I experienced the hotel’s wood element, which, Thayartsuwan told me, is the most authentically Thai in terms of design. The combination of muted tones and a minimal aesthetic with thoughtful technology and luxurious products made my SO Cozy guestroom a tranquil haven after a long day of exploring Bangkok. Each morning, I reveled in my skyline view while sipping coffee made using the provided mini French press. And at night, I took to unwinding in the oversize bathtub, which is separate from a spacious walk-in shower. Wi-Fi access is free, and the in-room minibar offers complimentary nonalcoholic refreshments and snacks.
As for drinks of the stronger sort and more substantial bites, SO Sofitel Bangkok has six food-and-beverage concepts to satiate all forms of indulgent cravings. One example is the buffet-style Red Oven restaurant (bedecked in decor representing the element of fire), which is open all day and has everything from a Japanese sushi and “robatayaki” counter (where meat, seafood and vegetables are cooked over a charcoal grill) to a raw seafood bar and a colorful parade of ice cream and sorbet flavors. But try to skip dessert at Red Oven in favor of sweet treats at Chocolab, a cafe and shop that also holds chocolate-making classes twice daily and a “Cocoa Rush Hour” — for a voracious hour and a half, chocolate fiends can pay about $21 to eat to their heart’s content.

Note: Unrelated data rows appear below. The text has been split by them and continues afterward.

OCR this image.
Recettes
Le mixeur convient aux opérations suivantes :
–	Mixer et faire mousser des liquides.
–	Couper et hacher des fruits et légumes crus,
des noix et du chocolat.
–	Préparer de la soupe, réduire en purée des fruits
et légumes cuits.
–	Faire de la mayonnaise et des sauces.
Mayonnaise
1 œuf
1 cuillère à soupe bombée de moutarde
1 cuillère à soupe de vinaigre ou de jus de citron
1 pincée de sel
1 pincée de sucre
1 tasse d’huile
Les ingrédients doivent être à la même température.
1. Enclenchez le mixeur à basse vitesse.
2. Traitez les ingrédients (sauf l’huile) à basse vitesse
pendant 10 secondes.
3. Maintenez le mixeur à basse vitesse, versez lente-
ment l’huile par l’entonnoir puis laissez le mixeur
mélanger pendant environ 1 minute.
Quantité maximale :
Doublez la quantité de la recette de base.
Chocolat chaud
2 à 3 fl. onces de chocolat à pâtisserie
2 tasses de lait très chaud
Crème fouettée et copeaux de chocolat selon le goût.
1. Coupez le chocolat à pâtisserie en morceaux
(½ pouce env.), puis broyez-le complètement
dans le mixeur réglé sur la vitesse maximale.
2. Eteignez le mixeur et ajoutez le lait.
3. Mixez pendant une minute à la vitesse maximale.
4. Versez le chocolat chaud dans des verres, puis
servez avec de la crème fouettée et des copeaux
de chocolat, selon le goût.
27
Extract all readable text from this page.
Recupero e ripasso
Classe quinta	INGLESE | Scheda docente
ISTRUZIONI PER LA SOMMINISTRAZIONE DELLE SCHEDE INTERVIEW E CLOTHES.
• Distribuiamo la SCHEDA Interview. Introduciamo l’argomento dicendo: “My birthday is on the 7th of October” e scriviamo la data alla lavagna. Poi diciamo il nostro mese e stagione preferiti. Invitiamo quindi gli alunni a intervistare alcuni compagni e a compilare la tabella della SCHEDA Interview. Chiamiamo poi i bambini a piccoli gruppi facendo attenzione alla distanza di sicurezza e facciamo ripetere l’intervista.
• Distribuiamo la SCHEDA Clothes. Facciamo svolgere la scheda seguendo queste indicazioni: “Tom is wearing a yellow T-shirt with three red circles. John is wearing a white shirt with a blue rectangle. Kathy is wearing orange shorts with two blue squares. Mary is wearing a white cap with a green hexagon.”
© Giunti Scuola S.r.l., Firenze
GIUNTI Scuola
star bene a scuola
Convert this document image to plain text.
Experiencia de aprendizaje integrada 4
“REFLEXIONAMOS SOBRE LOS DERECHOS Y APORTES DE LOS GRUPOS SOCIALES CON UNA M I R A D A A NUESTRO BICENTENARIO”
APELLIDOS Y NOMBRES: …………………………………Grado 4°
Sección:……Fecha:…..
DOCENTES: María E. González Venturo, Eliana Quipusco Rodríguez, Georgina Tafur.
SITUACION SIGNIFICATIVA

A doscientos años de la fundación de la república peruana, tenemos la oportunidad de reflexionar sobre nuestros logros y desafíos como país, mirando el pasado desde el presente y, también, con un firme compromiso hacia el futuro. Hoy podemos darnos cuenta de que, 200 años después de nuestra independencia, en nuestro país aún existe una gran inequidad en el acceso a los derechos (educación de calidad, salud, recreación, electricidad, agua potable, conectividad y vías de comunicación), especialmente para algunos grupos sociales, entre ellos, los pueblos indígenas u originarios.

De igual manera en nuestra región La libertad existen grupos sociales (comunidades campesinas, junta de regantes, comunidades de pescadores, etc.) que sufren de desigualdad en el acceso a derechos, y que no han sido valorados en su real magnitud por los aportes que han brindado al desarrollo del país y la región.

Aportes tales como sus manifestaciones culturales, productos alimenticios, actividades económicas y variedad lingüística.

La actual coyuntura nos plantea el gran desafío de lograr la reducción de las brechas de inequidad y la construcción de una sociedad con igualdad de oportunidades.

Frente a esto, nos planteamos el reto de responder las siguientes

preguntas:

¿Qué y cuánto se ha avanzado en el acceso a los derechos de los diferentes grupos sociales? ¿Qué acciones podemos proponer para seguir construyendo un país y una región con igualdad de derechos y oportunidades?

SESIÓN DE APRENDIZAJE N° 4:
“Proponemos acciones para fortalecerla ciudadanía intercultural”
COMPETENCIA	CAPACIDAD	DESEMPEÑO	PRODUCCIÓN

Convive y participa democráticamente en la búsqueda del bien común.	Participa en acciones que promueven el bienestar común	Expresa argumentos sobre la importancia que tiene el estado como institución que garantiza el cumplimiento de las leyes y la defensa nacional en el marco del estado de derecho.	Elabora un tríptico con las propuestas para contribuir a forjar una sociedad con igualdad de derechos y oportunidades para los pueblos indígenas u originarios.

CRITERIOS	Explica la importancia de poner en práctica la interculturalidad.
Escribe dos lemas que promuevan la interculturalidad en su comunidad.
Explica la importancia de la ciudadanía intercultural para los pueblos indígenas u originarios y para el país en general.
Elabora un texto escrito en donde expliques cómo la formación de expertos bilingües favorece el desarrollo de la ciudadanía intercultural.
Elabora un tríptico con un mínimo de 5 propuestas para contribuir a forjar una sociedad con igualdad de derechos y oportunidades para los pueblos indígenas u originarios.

If guests are hoping to schmooze with Bangkok’s haut-monde crowd, they should mosey on over to Park Society, the property’s fine-dining restaurant that offers nouvelle cuisine; Park Society Terrace, its adjoining bar; or Hi-So Rooftop Bar, which features semi-private cabanas. Besides jaw-dropping panoramas and potent cocktails, this is where the city’s high society — hence the name “Hi-So” — is often found mingling well into the night.
And when that inevitable hangover hits the next day, guests have a few options for recovery. They can seek hydration via the spectacular 10th-floor infinity pool overlooking Lumpini Park; sweat out the night’s toxins at the SoFIT fitness center; or let any aches melt away by way of herbal and oil massages at SoSPA, which is designed to emulate Thai mythology’s serene Himmapan Forest.
But when the sun goes down once more, don’t be surprised to feel the temptation to surrender to Bangkok’s high-energy nightlife all over again — you won’t be only the one.